Не прощаясь, мы разошлись по шатрам, я кое-как улегся на лежанку, которую пришлось вытащить на середину шатра, чтобы косцы не задевали полотняные стены.

Если не ворочаться, то вполне комфортно, но проблема заключалась в том, что мне засыпалось только, как следует поворочавшись и только на правом боку.

Поэтому сон не шел, а только какая-то полудрема охватила мое тело и разум. И в этом пограничном состоянии между сном и явью мне почудилось, что я смотрю сверху на внутреннее убранство своего шатра и вижу себя, раскинувшегося на полу. Глаза полузакрыты, руки подрагивают. Я захотел взглянуть на лагерь и сразу очутился снаружи. Мне подумалось про вид с высоты птичьего полета, и рывок вверх перехватил дыхание и заставил сердце замереть. Правда, это все были фантомные ощущения, мое нынешнее состояние не предполагало газообмен и кровообращение.

Рядом с облаками степь выглядела как большой черный стол с группами свечек: вот наш лагерь, а это, неподалеку, красные светляки – костры кубаев. Как только я испытал интерес к тому, что происходит в стане противника, огоньки придвинулись и стали видны шатры и шалаши. В центре лагеря возвышался огромный бурый шатер, куда и направился мой тугор[35 - Тугор – нематериальный дух человека, который часто путают с душой.]. Он, очевидно, следуя моему желанию, отправился на разведку в тыл врага.

В шатре весь пол был устелен войлоком, на котором лежали шесть огромных одеял из волчьих шкур. Каждое из них служило сиденьем для степняка самой угрожающей наружности.

Все – сыны грома. При оружии и в стальных панцирях, рядом с ними лежали зловещие кривые мечи со скошенными остриями и простыми черными рукоятками, без украшений.

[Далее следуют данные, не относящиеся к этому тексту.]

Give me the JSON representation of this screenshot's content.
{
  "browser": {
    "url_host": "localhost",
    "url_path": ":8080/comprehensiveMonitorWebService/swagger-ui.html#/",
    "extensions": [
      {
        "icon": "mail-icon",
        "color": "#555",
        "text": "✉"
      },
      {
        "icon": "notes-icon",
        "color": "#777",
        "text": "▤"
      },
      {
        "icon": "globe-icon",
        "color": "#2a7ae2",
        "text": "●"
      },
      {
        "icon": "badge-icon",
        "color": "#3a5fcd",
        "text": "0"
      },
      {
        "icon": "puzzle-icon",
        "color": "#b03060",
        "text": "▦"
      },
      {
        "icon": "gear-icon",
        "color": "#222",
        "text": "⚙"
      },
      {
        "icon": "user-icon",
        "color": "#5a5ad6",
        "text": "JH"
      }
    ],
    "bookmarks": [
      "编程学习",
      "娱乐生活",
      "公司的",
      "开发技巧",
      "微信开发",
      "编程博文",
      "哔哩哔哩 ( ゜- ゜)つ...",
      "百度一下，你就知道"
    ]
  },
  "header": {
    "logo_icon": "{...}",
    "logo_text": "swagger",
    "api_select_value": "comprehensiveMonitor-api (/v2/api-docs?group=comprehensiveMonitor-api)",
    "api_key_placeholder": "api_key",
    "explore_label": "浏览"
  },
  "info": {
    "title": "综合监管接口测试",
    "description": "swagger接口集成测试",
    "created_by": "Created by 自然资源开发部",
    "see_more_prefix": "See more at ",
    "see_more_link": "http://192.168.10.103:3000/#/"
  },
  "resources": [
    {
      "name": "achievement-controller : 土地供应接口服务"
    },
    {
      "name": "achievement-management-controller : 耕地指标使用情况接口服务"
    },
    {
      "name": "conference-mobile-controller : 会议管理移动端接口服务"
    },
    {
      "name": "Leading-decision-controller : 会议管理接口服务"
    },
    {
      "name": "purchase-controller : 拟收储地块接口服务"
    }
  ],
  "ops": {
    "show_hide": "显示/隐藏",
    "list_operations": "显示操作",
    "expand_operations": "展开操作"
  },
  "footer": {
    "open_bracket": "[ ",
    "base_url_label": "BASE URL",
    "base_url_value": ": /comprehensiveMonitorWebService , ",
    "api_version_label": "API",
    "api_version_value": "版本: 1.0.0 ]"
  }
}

Их лица и обнаженные до плеч руки покрыты ужасными шрамами, а застывшая навсегда гримаса жестокости внушала страх.

Говорил самый старший, судя по седой шевелюре:

– …не знаю причин, по которым нарушать степные законы допустимо. За пятьдесят лет походов, что я помню, в Кругу Шести сиживали люди и покруче нынешних. Вспомни хоть своего деда, Таргол! Он выезжал поохотиться, а мрассу прятались за Черный Июрз, боясь за свои стада и женщин…

– Да славится в веках его имя, – отозвался Таргол, молодой русоволосый степняк с перерубленным носом и золотым браслетом на правой руке.